A young coworker of mine posted a link on Facebook today to an interview by an actor who plays a flamboyantly gay character. The actor was told by a straight reporter that,  if he were gay, he’d be offended by how stereotypically gay the character was. The link shows the actor’s response.

I don’t want Jeremy to feel like he has to act straight. I want him to just be himself, whether he’s straight, gay, or somewhere in between. I personally don’t know where he falls. To be fair, I don’t think he does either. He’s rocking the Q for questioning.

And what is “acting straight” anyways?

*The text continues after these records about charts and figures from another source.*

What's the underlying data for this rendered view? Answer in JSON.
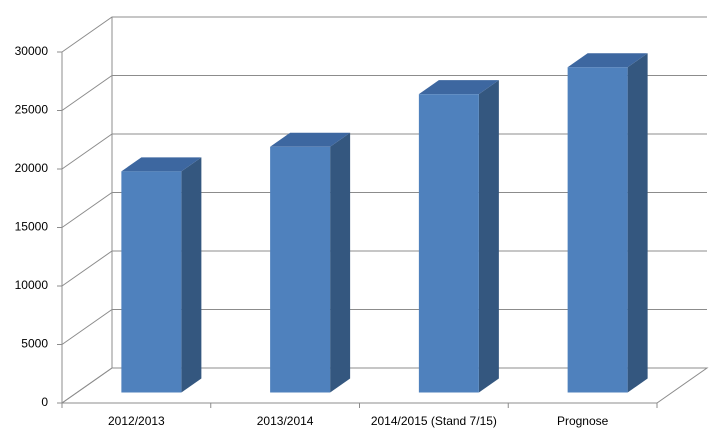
{
  "chart_data": {
    "type": "bar",
    "three_d": true,
    "categories": [
      "2012/2013",
      "2013/2014",
      "2014/2015 (Stand 7/15)",
      "Prognose"
    ],
    "values": [
      18900,
      21000,
      25500,
      27800
    ],
    "color": "#4f81bd",
    "ylim": [
      0,
      30000
    ],
    "yticks": [
      0,
      5000,
      10000,
      15000,
      20000,
      25000,
      30000
    ],
    "grid": true
  }
}
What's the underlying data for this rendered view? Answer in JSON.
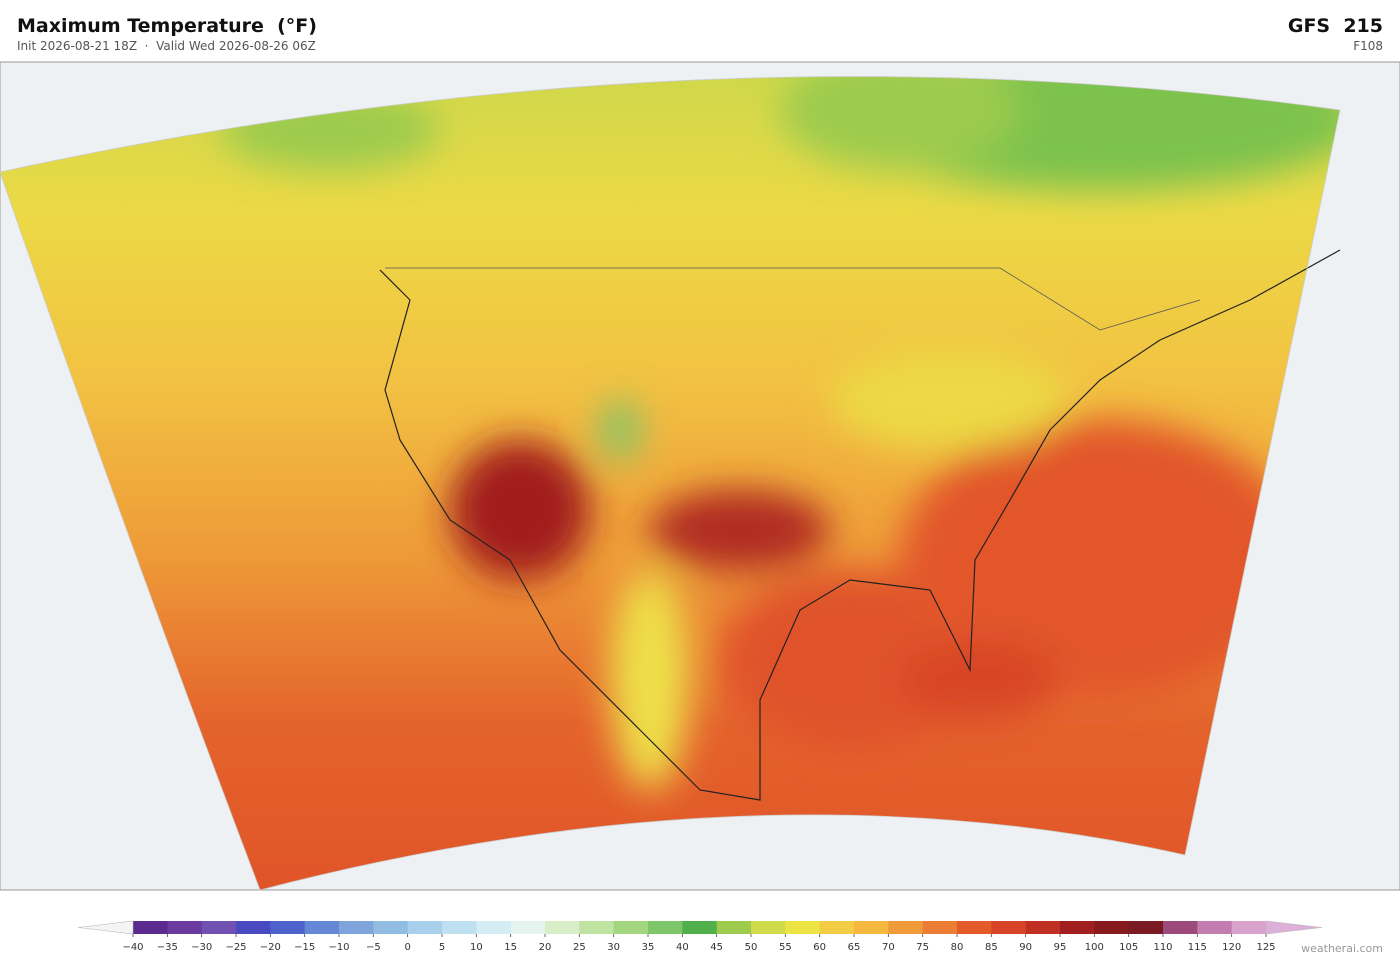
{
  "header": {
    "title": "Maximum Temperature  (°F)",
    "subtitle": "Init 2026-08-21 18Z  ·  Valid Wed 2026-08-26 06Z",
    "model": "GFS  215",
    "forecast_hour": "F108"
  },
  "colorbar": {
    "ticks": [
      {
        "value": -40,
        "label": "−40"
      },
      {
        "value": -35,
        "label": "−35"
      },
      {
        "value": -30,
        "label": "−30"
      },
      {
        "value": -25,
        "label": "−25"
      },
      {
        "value": -20,
        "label": "−20"
      },
      {
        "value": -15,
        "label": "−15"
      },
      {
        "value": -10,
        "label": "−10"
      },
      {
        "value": -5,
        "label": "−5"
      },
      0,
      5,
      10,
      15,
      20,
      25,
      30,
      35,
      40,
      45,
      50,
      55,
      60,
      65,
      70,
      75,
      80,
      85,
      90,
      95,
      100,
      105,
      110,
      115,
      120,
      125
    ],
    "colors": [
      "#5b2a8f",
      "#6a3a9e",
      "#7050b0",
      "#4a4ac0",
      "#4e62cc",
      "#6588d6",
      "#7fa4dc",
      "#92bde3",
      "#a8d0ec",
      "#bfe0f0",
      "#d4ecf3",
      "#e6f4ef",
      "#d8eec8",
      "#bfe3a0",
      "#a3d67f",
      "#7ec66a",
      "#52b04c",
      "#9ccb4e",
      "#cfdb4a",
      "#ece445",
      "#f2cc44",
      "#f5b83f",
      "#f19a3a",
      "#ec7d34",
      "#e45a2a",
      "#d84427",
      "#c03022",
      "#a21f1f",
      "#861a1c",
      "#7a1a22",
      "#9c4a7c",
      "#c27cb0",
      "#d8a2cc"
    ],
    "under_color": "#f4f4f6",
    "over_color": "#dcb0d8"
  },
  "footer": {
    "credit": "weatherai.com"
  }
}
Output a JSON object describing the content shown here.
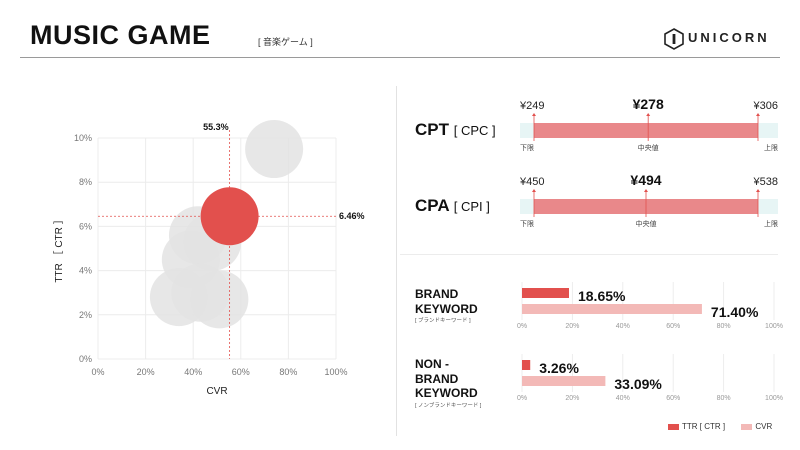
{
  "header": {
    "title": "MUSIC GAME",
    "subtitle": "[ 音楽ゲーム ]",
    "brand": "UNICORN",
    "logo_icon": "unicorn-hexagon-logo"
  },
  "colors": {
    "accent": "#e2504d",
    "accent_light": "#f3b9b7",
    "bar_fill": "#e9888a",
    "bar_track": "#e7f5f5",
    "bubble": "#e3e3e3"
  },
  "chart_data": [
    {
      "type": "scatter",
      "xlabel": "CVR",
      "ylabel": "TTR ［ CTR ］",
      "xlim": [
        0,
        100
      ],
      "ylim": [
        0,
        10
      ],
      "x_unit": "%",
      "y_unit": "%",
      "xticks": [
        "0%",
        "20%",
        "40%",
        "60%",
        "80%",
        "100%"
      ],
      "yticks": [
        "0%",
        "2%",
        "4%",
        "6%",
        "8%",
        "10%"
      ],
      "grid": true,
      "points": [
        {
          "x": 74,
          "y": 9.5,
          "highlight": false
        },
        {
          "x": 42,
          "y": 5.6,
          "highlight": false
        },
        {
          "x": 48,
          "y": 5.3,
          "highlight": false
        },
        {
          "x": 39,
          "y": 4.5,
          "highlight": false
        },
        {
          "x": 34,
          "y": 2.8,
          "highlight": false
        },
        {
          "x": 43,
          "y": 3.0,
          "highlight": false
        },
        {
          "x": 51,
          "y": 2.7,
          "highlight": false
        },
        {
          "x": 55.3,
          "y": 6.46,
          "highlight": true
        }
      ],
      "highlight": {
        "x": 55.3,
        "y": 6.46,
        "x_label": "55.3%",
        "y_label": "6.46%"
      }
    },
    {
      "type": "range",
      "name": "CPT",
      "name_sub": "[ CPC ]",
      "min": 249,
      "median": 278,
      "max": 306,
      "min_label": "¥249",
      "median_label": "¥278",
      "max_label": "¥306",
      "min_caption": "下限",
      "median_caption": "中央値",
      "max_caption": "上限"
    },
    {
      "type": "range",
      "name": "CPA",
      "name_sub": "[ CPI ]",
      "min": 450,
      "median": 494,
      "max": 538,
      "min_label": "¥450",
      "median_label": "¥494",
      "max_label": "¥538",
      "min_caption": "下限",
      "median_caption": "中央値",
      "max_caption": "上限"
    },
    {
      "type": "bar",
      "orientation": "horizontal",
      "name_lines": [
        "BRAND",
        "KEYWORD"
      ],
      "name_sub": "[ ブランドキーワード ]",
      "series": [
        {
          "name": "TTR [ CTR ]",
          "value": 18.65,
          "label": "18.65%"
        },
        {
          "name": "CVR",
          "value": 71.4,
          "label": "71.40%"
        }
      ],
      "xlim": [
        0,
        100
      ],
      "xticks": [
        "0%",
        "20%",
        "40%",
        "60%",
        "80%",
        "100%"
      ]
    },
    {
      "type": "bar",
      "orientation": "horizontal",
      "name_lines": [
        "NON -",
        "BRAND",
        "KEYWORD"
      ],
      "name_sub": "[ ノンブランドキーワード ]",
      "series": [
        {
          "name": "TTR [ CTR ]",
          "value": 3.26,
          "label": "3.26%"
        },
        {
          "name": "CVR",
          "value": 33.09,
          "label": "33.09%"
        }
      ],
      "xlim": [
        0,
        100
      ],
      "xticks": [
        "0%",
        "20%",
        "40%",
        "60%",
        "80%",
        "100%"
      ]
    }
  ],
  "legend": [
    {
      "label": "TTR [ CTR ]",
      "color": "#e2504d"
    },
    {
      "label": "CVR",
      "color": "#f3b9b7"
    }
  ]
}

Right now he’s sitting in the living room playing Saint’s Row, a computer video game similar to Grand Theft Auto. Same amount of mayhem but with a less regimented story line (Jeremy talks a lot about his games). He’s running over pedestrians but he’s doing so with the shiniest purple car he could find and his male character is sporting purple hair. Last week, his female character sported purple hair as well.

Jeremy had a bubble bath two nights ago and shaved his legs. Then he put on Axe… and called it perfume.

He also doesn’t notice dirty dishes, even when he’s washing them and they’re sitting directly beside the sink and I’m expecting the health department to condemn his bedroom any day now. Pretty standard for sixteen and, thankfully, his room is slowly improving. I’ve promised we can paint it this spring if he keeps it tidy. He wants to paint it purple.

I sent Jeremy to the grocery store earlier this week with a three item grocery list. He’d begged for additional items at least ten times before he got out the door (I really wish I was exaggerating) and promised he’d call when he got to the store just in case I’d changed my mind. We live less than a five minute walk from the store. We can see it from the living room. So you can imagine how underwhelmed I was to get a call from him less than a minute later.

“Mom? Where did we get my hair dye?” That wasn’t the question I was expecting. I’d braced myself for another argument about his impending demise due to a lack of pizza/iced tea/root beer/cup of soup/canned ravioli/potato chips.

I reminded him of where we got it and he relayed the information to someone else.

“Who are you talking to?” I asked curiously.

“This lady wants to know where I got my hair dye,” he replied. “She’s been looking for something similar.” Jeremy currently has shoulder length purple hair.

We said our goodbyes and, as he was turning off his phone, I heard the lady compliment his hair and tell him how proud she was of him. I am too.